İç dekorasyonun vazgeçilmezi: Mis Sabunları
Bugün bile konuk olduğunuz çoğu Edirne evlerinde rastlayabileceğiniz bu süs eşyaları, görüntüsü ve kokusuyla bir ferahlık bırakır hafızalarda..
Meyve sabunları, tarihte hem temizlik hem süs eşyası olarak kullanılırdı. Elma, armut, şeftali, üzüm, kiraz, muz, kavun, çilek, kayısı, limon şeklinde üretilen ve her birine has kokusuyla dikkati çeken meyve sabunları,19 yüzyılda Edirne'nin önemli ticaret maddesiydi. Bugün bitki ve otlardan elde edilen yağların, burun, ciğer ve doğrudan deri tarafından vücuda alındığı; bunun da insan sağlığı için son derece önemli olduğu bir gerçek.
Atalarımızın sabunlara verdiği meyve biçimleri ve özlerine katılan meyve esansları, sabunları süs olmaktan çıkarıp onlara doğal ilaç işlevi de yüklüyor.
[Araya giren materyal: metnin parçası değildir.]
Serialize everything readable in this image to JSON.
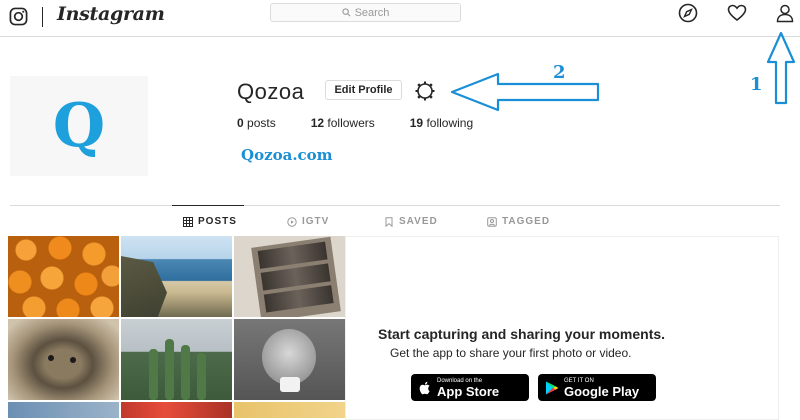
{
  "topbar": {
    "brand": "Instagram",
    "search_placeholder": "Search",
    "icons": [
      "instagram-glyph-icon",
      "search-icon",
      "compass-icon",
      "heart-icon",
      "profile-icon"
    ]
  },
  "profile": {
    "avatar_letter": "Q",
    "username": "Qozoa",
    "edit_button": "Edit Profile",
    "settings_icon": "gear-icon",
    "stats": {
      "posts_count": "0",
      "posts_label": " posts",
      "followers_count": "12",
      "followers_label": " followers",
      "following_count": "19",
      "following_label": " following"
    },
    "website": "Qozoa.com"
  },
  "annotations": {
    "label_1": "1",
    "label_2": "2",
    "color": "#1a8fd6"
  },
  "tabs": [
    {
      "label": "POSTS",
      "icon": "grid-icon",
      "active": true
    },
    {
      "label": "IGTV",
      "icon": "tv-icon",
      "active": false
    },
    {
      "label": "SAVED",
      "icon": "bookmark-icon",
      "active": false
    },
    {
      "label": "TAGGED",
      "icon": "tag-icon",
      "active": false
    }
  ],
  "grid_photos": [
    "oranges",
    "coastline",
    "photo-booth-strip",
    "dog",
    "cactus",
    "baby-with-camera",
    "blue",
    "red-flowers",
    "yellow"
  ],
  "get_app": {
    "title": "Start capturing and sharing your moments.",
    "subtitle": "Get the app to share your first photo or video.",
    "app_store_small": "Download on the",
    "app_store_big": "App Store",
    "google_play_small": "GET IT ON",
    "google_play_big": "Google Play"
  }
}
Meyve esanslı sabunların bugünkü limon, şeftali, elma ve kayısı olduğunu da söyleyebiliriz.
Eskiden temizlik, şimdi ise sadece süs aracı olarak kullanılan meyve sabunları, bildiğimiz yeşil sabunların eritilmesinden elde ediliyor. Sıvı haline getirilen sabun, birkaç damla gül yağı konulduktan sonra soğuyana kadar bekletiliyor. Daha sonra sabun hamurunun yoğrulmasına geçiliyor. Hangi meyvenin kokusu verilmişse, hamura onun şekli veriliyor. Son olarak da aslına uygun şekilde boyanıp hazır hale getiriliyor.
Meyve sabunculuğu, 19. yüzyılın başlarında Edirne'de popüler mesleklerden biriydi. 19. yüzyılın son çeyreğinde ve 20. yüzyılın başlarında Bedesten ve Arasta çarşılarında meyve sabunları satan dükkânların kırkın üzerinde olması, "Sabuni" adlı bir mahallenin bulunması, sabunculuğun bu şehrin en önemli gelir kaynaklarından biri olduğunun en önemli göstergesidir. Üretilen sabunların hepsi piyasada satılmaz, büyük bir kısmı padişahın isteği üzerine İstanbul'a Topkapı Sarayı'na gönderilirdi.
Mis kokulu meyve sabunları, aynı zamanda çok değerli bir süs eşyasıydı. Özellikle padişah kızları ve cariyeleri çeyizlerine, odalarına bu sabunları koyarlardı. Ayrıca padişahların yabancı devlet başkanlarına gönderdiği hediyeler arasına meyve sabunları da konulmasına özen gösterilirdi. 20. yüzyılın ikinci yarısında meyve sabunculuğu meslek olarak devam ettiren en önemli isim ise Mehmet Ergörsel idi. Basri Ergörsel ile birlikte zanaatı sürdüren Mehmet Ustaya ilaveten, soyadı bilinmeyen Reşat Ustanın da meyve sabunlarının bugüne gelmesinde önemli rolü vardır.